Experimental study on interaction between wettability configuration and dewing efficiency of surfaces with a cavity array

Abstract

Using condensed water produced by dewing to irrigate plants in desertification regions would greatly reduce the cost of water transport and optimize the use of water resources in arid and semi-arid areas. Modifying the microstructure and wettability arrangement can both enhance the rate of gas–liquid transition and dew production on surfaces of functional materials for water harvesting, that could further relieve pressures caused by water shortages. In this paper, interactions between dew productivity and the ratio of hydrophilic regions on the surface area, as well as the hydrophilic–hydrophobic boundary length of surfaces with a cavity array, have been investigated experimentally under conductive cooling. Furthermore, the weighted coefficient of the boundary length for dew productivity has been calculated.
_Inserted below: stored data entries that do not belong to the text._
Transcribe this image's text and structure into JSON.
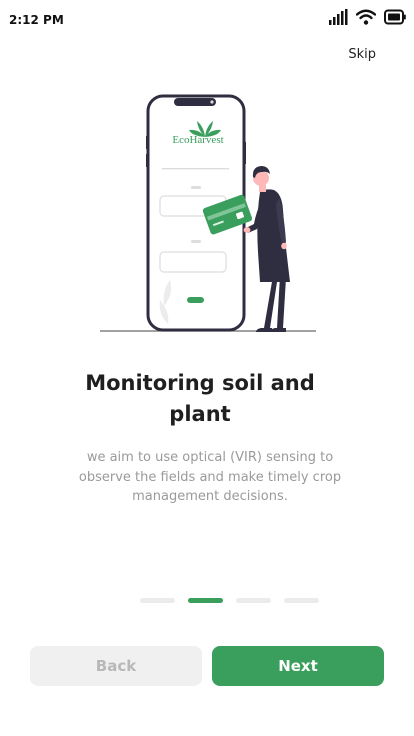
{
  "status_bar": {
    "time": "2:12 PM",
    "icons": [
      "cellular-signal-icon",
      "wifi-icon",
      "battery-icon"
    ]
  },
  "header": {
    "skip_label": "Skip"
  },
  "illustration": {
    "brand_text": "EcoHarvest",
    "icons": [
      "leaf-logo-icon",
      "credit-card-icon"
    ]
  },
  "onboarding": {
    "title": "Monitoring soil and plant",
    "description": "we aim to use optical (VIR) sensing to observe the fields and make timely crop management decisions.",
    "page_count": 4,
    "active_page": 2
  },
  "footer": {
    "back_label": "Back",
    "next_label": "Next"
  },
  "colors": {
    "accent": "#3a9e5c",
    "text_dark": "#1f1f1f",
    "text_muted": "#9a9a9a",
    "disabled_bg": "#f0f0f0",
    "illustration_dark": "#2f2e41"
  }
}
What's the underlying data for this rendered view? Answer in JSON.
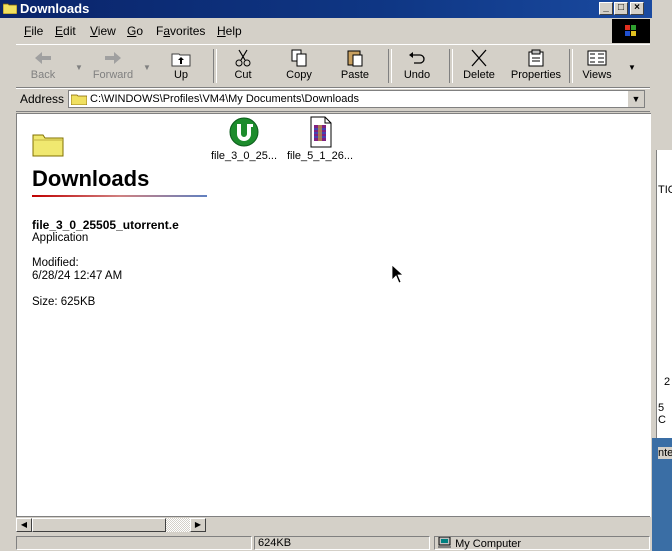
{
  "window": {
    "title": "Downloads"
  },
  "menu": [
    {
      "label": "File",
      "key": "F"
    },
    {
      "label": "Edit",
      "key": "E"
    },
    {
      "label": "View",
      "key": "V"
    },
    {
      "label": "Go",
      "key": "G"
    },
    {
      "label": "Favorites",
      "key": "a"
    },
    {
      "label": "Help",
      "key": "H"
    }
  ],
  "toolbar": {
    "back": "Back",
    "forward": "Forward",
    "up": "Up",
    "cut": "Cut",
    "copy": "Copy",
    "paste": "Paste",
    "undo": "Undo",
    "delete": "Delete",
    "properties": "Properties",
    "views": "Views"
  },
  "address": {
    "label": "Address",
    "path": "C:\\WINDOWS\\Profiles\\VM4\\My Documents\\Downloads"
  },
  "webview": {
    "folder_title": "Downloads",
    "selected_file": "file_3_0_25505_utorrent.e",
    "file_type": "Application",
    "modified_label": "Modified:",
    "modified_value": "6/28/24 12:47 AM",
    "size": "Size: 625KB"
  },
  "files": [
    {
      "name": "file_3_0_25...",
      "icon": "utorrent-icon"
    },
    {
      "name": "file_5_1_26...",
      "icon": "winrar-icon"
    }
  ],
  "status": {
    "size": "624KB",
    "zone": "My Computer"
  },
  "background_fragments": [
    "TIO",
    "2",
    "5 C",
    "nte"
  ]
}
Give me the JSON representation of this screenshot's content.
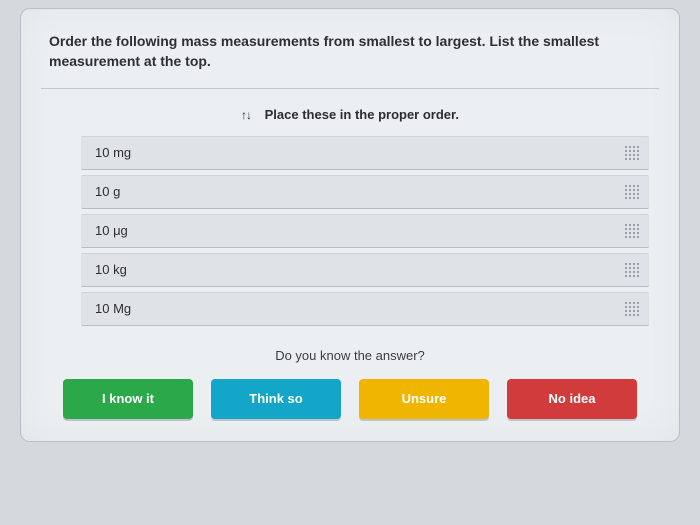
{
  "question": "Order the following mass measurements from smallest to largest. List the smallest measurement at the top.",
  "instruction": "Place these in the proper order.",
  "items": [
    {
      "label": "10 mg"
    },
    {
      "label": "10 g"
    },
    {
      "label": "10 μg"
    },
    {
      "label": "10 kg"
    },
    {
      "label": "10 Mg"
    }
  ],
  "confirm_prompt": "Do you know the answer?",
  "buttons": {
    "know": "I know it",
    "think": "Think so",
    "unsure": "Unsure",
    "noidea": "No idea"
  }
}
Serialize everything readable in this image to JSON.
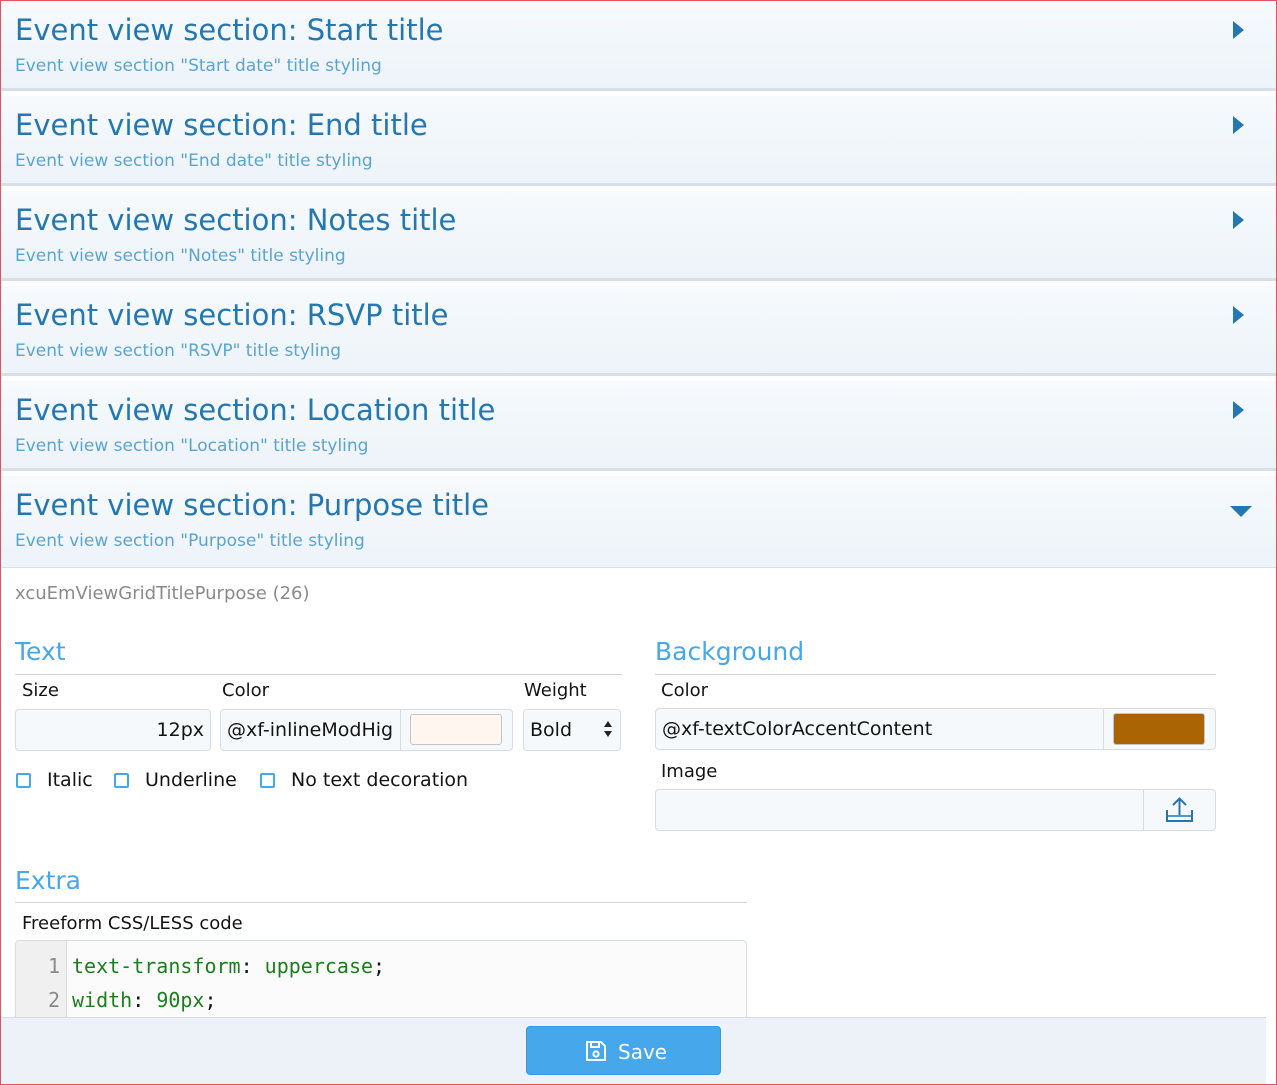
{
  "sections": [
    {
      "title": "Event view section: Start title",
      "desc": "Event view section \"Start date\" title styling"
    },
    {
      "title": "Event view section: End title",
      "desc": "Event view section \"End date\" title styling"
    },
    {
      "title": "Event view section: Notes title",
      "desc": "Event view section \"Notes\" title styling"
    },
    {
      "title": "Event view section: RSVP title",
      "desc": "Event view section \"RSVP\" title styling"
    },
    {
      "title": "Event view section: Location title",
      "desc": "Event view section \"Location\" title styling"
    },
    {
      "title": "Event view section: Purpose title",
      "desc": "Event view section \"Purpose\" title styling"
    }
  ],
  "collapsed_icon": "chevron-right-icon",
  "expanded_icon": "chevron-down-icon",
  "identifier": "xcuEmViewGridTitlePurpose (26)",
  "text_group": {
    "heading": "Text",
    "size_label": "Size",
    "size_value": "12px",
    "color_label": "Color",
    "color_value": "@xf-inlineModHig",
    "color_swatch": "#fff7ef",
    "weight_label": "Weight",
    "weight_value": "Bold",
    "checkboxes": {
      "italic": "Italic",
      "underline": "Underline",
      "no_decoration": "No text decoration"
    }
  },
  "background_group": {
    "heading": "Background",
    "color_label": "Color",
    "color_value": "@xf-textColorAccentContent",
    "color_swatch": "#aa6404",
    "image_label": "Image",
    "image_value": "",
    "upload_icon": "upload-icon"
  },
  "extra_group": {
    "heading": "Extra",
    "code_label": "Freeform CSS/LESS code",
    "code_lines": [
      {
        "num": "1",
        "prop": "text-transform",
        "value": "uppercase"
      },
      {
        "num": "2",
        "prop": "width",
        "value": "90px"
      }
    ]
  },
  "footer": {
    "save_label": "Save",
    "save_icon": "save-icon"
  },
  "colors": {
    "accent": "#47a7eb",
    "title_blue": "#2577b1",
    "frame": "#e0555d"
  }
}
The results show the frequency of inter-droplet fusion – which dominates the speed of droplet growth – is governed by the number of hydrophilic–hydrophobic junctions, and the increase of dewing amount caused by the change of hydrophilic–hydrophobic boundary length is larger than that caused by the change of hydrophilic area. The largest dewing efficiency obtained in dewing experiment (298 K, 30% relative humidity) reaches 0.09 g cm⁻² h⁻¹. This indicates that currently, optimal dew productivities performed by water harvesting materials in test chambers will not be as efficient as those in desertification regions which characterized by low relative humidity.